Le député LREM François-Michel Lambert visé par des menaces

Le député LREM François-Michel Lambert à l'université d'été du Medef en juillet 2017. / © Vincent Isore/IP3
Le député LREM François-Michel Lambert à l'université d'été du Medef en juillet 2017. / © Vincent Isore/IP3

Le député François-Michel Lambert a pris position contre la Loi Asile-Immigration, adoptée dimanche dernier à l'Assemblée nationale. Avec deux autres parlementaires de la majorité LREM, le député des Bouches-du-Rhône a été visé par des menaces dans une lettre anonyme signée par un étrange comité.

Par Marie Bail

Trois députés LREM vont porter plainte. Ils ont reçu une lettre de menaces de la part du "comité patriotique 732", un groupe anonyme visiblement contre l'accueil des migrants en France. Dans le texte, le comité fustige la prise de position des parlementaires contre la Loi Asile-Immigration, notamment celle de François-Michel Lambert, député de la 10e circonscription des Bouches-du-Rhône (Gardanne).

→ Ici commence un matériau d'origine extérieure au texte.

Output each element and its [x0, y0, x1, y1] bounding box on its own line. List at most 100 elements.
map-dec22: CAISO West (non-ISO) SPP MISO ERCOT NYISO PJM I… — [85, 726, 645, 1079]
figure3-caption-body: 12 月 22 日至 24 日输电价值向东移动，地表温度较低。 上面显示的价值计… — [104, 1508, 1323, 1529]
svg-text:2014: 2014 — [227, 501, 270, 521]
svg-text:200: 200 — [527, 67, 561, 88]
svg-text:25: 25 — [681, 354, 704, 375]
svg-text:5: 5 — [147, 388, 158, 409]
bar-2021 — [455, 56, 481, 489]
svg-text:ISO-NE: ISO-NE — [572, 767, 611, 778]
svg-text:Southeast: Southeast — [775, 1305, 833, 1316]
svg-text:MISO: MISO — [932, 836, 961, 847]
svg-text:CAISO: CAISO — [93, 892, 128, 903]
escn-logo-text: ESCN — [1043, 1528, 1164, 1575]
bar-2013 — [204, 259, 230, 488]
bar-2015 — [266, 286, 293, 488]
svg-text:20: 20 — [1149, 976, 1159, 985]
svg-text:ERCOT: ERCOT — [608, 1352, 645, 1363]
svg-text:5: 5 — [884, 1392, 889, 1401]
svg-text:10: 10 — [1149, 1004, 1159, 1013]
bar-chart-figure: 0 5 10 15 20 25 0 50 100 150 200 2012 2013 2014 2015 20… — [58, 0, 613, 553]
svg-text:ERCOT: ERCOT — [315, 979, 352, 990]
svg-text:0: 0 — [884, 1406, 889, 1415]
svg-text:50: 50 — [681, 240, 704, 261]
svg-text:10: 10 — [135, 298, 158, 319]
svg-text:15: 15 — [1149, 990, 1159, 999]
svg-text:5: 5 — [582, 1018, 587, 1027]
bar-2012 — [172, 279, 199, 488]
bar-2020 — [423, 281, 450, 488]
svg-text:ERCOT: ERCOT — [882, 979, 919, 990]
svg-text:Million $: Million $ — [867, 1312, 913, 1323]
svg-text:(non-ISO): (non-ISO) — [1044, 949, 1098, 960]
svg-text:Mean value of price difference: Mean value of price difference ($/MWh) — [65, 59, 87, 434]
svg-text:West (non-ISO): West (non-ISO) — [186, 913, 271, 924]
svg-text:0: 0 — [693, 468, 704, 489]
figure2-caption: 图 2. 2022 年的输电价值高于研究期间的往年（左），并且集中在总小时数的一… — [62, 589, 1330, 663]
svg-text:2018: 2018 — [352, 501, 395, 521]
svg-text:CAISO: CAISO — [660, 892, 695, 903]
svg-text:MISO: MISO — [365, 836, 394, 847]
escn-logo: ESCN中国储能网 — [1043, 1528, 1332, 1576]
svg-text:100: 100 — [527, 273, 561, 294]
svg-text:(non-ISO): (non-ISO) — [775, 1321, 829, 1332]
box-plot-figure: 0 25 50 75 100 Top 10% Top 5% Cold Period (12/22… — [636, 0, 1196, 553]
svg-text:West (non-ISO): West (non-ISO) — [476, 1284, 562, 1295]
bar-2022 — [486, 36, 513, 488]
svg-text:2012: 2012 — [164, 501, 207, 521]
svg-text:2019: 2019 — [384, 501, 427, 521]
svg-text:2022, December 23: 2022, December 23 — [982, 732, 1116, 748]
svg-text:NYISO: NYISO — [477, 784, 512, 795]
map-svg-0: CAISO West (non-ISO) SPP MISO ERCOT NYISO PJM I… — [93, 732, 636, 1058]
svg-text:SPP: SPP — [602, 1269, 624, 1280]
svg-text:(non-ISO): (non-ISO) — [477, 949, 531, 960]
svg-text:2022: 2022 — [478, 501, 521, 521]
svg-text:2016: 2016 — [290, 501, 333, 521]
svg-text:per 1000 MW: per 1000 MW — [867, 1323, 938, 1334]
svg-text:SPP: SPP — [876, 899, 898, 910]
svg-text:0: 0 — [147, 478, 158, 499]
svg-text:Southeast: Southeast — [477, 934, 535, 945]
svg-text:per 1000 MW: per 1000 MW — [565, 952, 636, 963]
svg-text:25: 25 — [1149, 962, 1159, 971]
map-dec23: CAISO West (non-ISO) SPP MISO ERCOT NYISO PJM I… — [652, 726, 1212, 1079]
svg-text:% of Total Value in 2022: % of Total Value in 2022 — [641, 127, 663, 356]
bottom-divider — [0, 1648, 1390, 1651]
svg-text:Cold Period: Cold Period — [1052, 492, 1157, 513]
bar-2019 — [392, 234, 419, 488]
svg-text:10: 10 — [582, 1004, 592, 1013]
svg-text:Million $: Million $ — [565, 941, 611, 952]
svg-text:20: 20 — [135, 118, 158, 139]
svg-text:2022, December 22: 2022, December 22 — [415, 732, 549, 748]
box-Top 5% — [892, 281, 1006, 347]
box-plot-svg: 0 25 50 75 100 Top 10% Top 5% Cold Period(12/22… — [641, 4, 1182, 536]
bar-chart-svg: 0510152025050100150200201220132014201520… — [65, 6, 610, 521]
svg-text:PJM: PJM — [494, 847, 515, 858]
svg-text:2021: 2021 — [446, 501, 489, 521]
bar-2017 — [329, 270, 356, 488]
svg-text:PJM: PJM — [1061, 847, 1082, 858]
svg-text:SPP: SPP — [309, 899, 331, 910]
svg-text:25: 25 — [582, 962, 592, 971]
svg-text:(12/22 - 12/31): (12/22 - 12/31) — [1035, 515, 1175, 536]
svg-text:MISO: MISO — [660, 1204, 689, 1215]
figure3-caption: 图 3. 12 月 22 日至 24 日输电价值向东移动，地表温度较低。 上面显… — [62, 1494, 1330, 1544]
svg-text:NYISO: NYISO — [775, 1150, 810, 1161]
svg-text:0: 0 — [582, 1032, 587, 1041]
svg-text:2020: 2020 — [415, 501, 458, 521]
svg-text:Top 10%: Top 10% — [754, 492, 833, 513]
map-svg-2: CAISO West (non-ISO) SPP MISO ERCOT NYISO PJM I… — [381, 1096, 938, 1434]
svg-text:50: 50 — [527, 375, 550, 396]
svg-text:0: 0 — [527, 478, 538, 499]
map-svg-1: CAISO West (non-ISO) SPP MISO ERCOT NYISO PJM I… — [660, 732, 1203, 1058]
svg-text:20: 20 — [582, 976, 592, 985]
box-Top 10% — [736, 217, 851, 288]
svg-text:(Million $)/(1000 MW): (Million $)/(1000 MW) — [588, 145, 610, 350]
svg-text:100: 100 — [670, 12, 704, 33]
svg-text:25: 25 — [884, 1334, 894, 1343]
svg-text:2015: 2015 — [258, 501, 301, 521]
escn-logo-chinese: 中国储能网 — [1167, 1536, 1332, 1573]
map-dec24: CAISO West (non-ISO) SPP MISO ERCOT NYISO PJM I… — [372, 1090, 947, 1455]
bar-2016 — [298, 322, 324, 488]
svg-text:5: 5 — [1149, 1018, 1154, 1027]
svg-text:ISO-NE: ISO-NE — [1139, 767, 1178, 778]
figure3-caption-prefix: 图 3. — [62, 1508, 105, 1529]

Les auteurs menacent les trois députés en leur rappelant qu'il "les a l'oeil". "On connaît votre bobine. Alors comportez-vous en députés responsables. Sans cela...." peut-on lire dans la lettre. 

Notre équipe a rencontré M. Lambert ce 30 avril. "Aujourd'hui le débat est de plus en plus difficile mais ce n'est pas la première lettre qu'on reçoit" déplore le député. / © Marie-Agnès Pelleran
Notre équipe a rencontré M. Lambert ce 30 avril. "Aujourd'hui le débat est de plus en plus difficile mais ce n'est pas la première lettre qu'on reçoit" déplore le député. / © Marie-Agnès Pelleran


Sur son compte twitter, M. Lambert a partagé la lettre. Dans son tweet, le député fait référence aux membres de Génération Identitaire présents dans les Hautes-Alpes pour intercepter les migrants qui souhaiteraient rejoindre la France. 

732, ce chiffre n'est pas choisi au hasard. L'an 732 marque la bataille de Poitiers, au cours de laquelle les troupes de Charles Martel avaient repoussé l'armée omeyyade menée par Abd al-Rahman, gouverneur général d'al-Andalus (le califat alors présent sur la péninsule Ibérique). Charles Martel et la bataille de Poitiers font régulièrement partie de l'argumentaire islamophobe de certains groupes identitaires. 
 

Où en sont les membres de Génération Identitaire dans les Hautes-Alpes?

La préfecture des Hautes-Alpes a annoncé lundi avoir "empêché" des militants de Génération Identitaire (GI) de "poursuivre" leurs patrouilles anti-migrants à la frontière franco-italienne, ce que conteste le groupuscule d'extrême droite.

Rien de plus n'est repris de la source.